Lô - Ah, essa história tem haver com o Samuel também. Começou com um jornalista que fez essa pergunta e eu respondi isso daí. O Samuel falou que eu era muito modesto. Mas é porque, naquela época, da turma que tocava com o Milton eu realmente era o único cara que usava palheta no violão. O Milton, o Toninho Horta, todos tocavam se palheta, assim como vários guitarristas... o Chico Braga também tocava sem. E como eu era um cara que curtia a beatlemania, gostava de tocar com a palheta. Na verdade tocava misturado até porque isso faz parte da minha origem. Comecei tocando bossa-nova, que é cheio de acordes dissonantes. Tive uma banda com meus irmãos e o Beto Guedes quando tinha uns 12 anos chamada The Beavers. Mas o único que tocava violão era o Beto porque estava mais acostumado com a pestana. Depois dessa fase da bossa-nova, parti direto para a palheta. Mas acho que o forte dessa história veio mesmo quando fiz Para Lennon e McCartney. Essa foi a primeira música mais forte que fiz e que realmente levou a palheta para o clube da esquina. Ela diz o seguinte: "eu sou da América do Sul/ eu sei vocês não vão saber/ mas agora sou cowboy/ sou do ouro, eu sou vocês/ sou do mundo, sou Minas Gerais". Essa é a segunda música mais lembrada pelos mineiros segunda uma pesquisa da TV Globo. Só perde para "Oh! Minas Gerais". Você pode reparar como a gravação do Milton é forte. É completamente diferente das coisas que ele tinha feito até então. Deu um sotaque rock. Nunca tinha colocado as coisas dessa maneira antes, mas acho que a contribuição da palheta foi justamente aí: no sotaque rock. E depois, tocar rock só serve se for com palheta.
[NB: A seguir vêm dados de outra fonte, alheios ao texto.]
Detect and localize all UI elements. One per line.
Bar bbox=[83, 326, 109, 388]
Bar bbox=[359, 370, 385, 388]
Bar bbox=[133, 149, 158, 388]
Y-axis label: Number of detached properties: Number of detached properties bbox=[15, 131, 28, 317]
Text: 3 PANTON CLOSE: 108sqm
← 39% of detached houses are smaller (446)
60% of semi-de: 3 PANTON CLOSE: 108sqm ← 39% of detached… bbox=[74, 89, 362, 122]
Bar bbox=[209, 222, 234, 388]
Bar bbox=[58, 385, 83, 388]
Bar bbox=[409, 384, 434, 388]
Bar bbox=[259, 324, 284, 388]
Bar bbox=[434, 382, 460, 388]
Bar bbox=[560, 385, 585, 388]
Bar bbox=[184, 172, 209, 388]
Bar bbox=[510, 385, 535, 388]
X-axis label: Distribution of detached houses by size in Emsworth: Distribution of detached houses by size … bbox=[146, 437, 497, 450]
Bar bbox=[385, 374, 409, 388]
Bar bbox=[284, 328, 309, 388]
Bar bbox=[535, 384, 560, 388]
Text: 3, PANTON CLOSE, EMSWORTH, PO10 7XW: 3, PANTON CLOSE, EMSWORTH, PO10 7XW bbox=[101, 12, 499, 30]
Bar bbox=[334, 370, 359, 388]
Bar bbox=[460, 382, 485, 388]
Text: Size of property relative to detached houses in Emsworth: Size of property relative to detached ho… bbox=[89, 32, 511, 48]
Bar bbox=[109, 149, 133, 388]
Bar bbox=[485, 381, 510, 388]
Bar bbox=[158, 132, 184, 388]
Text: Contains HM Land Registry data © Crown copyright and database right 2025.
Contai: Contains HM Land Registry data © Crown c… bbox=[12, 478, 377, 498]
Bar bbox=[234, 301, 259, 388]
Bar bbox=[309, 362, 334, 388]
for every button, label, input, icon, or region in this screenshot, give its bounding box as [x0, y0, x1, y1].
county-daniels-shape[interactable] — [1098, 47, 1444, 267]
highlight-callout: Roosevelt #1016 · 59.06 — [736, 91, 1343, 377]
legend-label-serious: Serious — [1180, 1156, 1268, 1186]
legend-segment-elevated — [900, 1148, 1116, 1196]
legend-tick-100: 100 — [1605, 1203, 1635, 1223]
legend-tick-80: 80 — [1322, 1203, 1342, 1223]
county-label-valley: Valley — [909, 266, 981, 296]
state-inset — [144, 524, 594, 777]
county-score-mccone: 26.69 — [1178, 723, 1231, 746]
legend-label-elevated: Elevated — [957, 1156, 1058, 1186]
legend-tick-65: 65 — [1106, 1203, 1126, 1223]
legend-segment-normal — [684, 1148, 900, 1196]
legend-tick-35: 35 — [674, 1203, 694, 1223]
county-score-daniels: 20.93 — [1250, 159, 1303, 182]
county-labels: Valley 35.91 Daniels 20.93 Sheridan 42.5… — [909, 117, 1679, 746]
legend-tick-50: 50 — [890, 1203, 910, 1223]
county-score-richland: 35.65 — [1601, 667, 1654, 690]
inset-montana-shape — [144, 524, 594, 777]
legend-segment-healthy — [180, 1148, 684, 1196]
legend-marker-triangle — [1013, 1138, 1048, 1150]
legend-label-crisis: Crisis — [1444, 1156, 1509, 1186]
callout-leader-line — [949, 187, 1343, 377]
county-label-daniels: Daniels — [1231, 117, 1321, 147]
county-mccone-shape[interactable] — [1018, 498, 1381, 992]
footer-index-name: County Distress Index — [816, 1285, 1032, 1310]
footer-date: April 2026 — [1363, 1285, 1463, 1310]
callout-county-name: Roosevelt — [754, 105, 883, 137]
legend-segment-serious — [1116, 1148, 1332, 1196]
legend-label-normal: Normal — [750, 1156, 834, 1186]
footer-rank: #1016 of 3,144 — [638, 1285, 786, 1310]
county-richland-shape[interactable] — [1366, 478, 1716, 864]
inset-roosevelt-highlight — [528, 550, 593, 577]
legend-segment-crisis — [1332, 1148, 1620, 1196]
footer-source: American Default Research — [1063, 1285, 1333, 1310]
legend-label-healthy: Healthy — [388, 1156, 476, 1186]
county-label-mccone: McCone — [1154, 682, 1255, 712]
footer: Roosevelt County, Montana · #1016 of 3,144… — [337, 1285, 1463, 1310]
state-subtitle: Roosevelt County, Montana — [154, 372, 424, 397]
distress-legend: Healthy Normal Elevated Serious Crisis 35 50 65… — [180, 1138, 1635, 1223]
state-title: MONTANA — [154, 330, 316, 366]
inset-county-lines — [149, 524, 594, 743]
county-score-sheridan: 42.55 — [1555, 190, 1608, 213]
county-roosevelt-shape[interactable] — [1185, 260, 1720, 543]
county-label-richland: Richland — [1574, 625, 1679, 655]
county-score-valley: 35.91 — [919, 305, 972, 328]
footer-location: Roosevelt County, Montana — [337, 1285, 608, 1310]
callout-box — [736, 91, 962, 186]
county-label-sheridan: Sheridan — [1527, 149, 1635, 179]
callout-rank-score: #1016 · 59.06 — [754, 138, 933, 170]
Esta matéria foi originalmente publicada no fanzine Elefante Bu.
muito bom elefante bu...
tudo o que nos remete ao clube da esquina é sempre muito delicioso.
é interessante como o relato sobre o lançamento do primeiro dvd de lô borges, em pleno 2008, nos faz viajar aos primórdios do clube. eis a força inesquecível deste movimento na história da música brasileira.
abraços,
eu adoro o Lô! Bom demais um DVD com ele!
Regina - poesia em volta · Volta Redonda, RJ 10/6/2008 11:52
Opa, ouvir Lo Borges e maravilhoso! Ve-lo eh um prazer.
O primeiro DVD, autografado vai ser meu, ( que petulancia, heim!)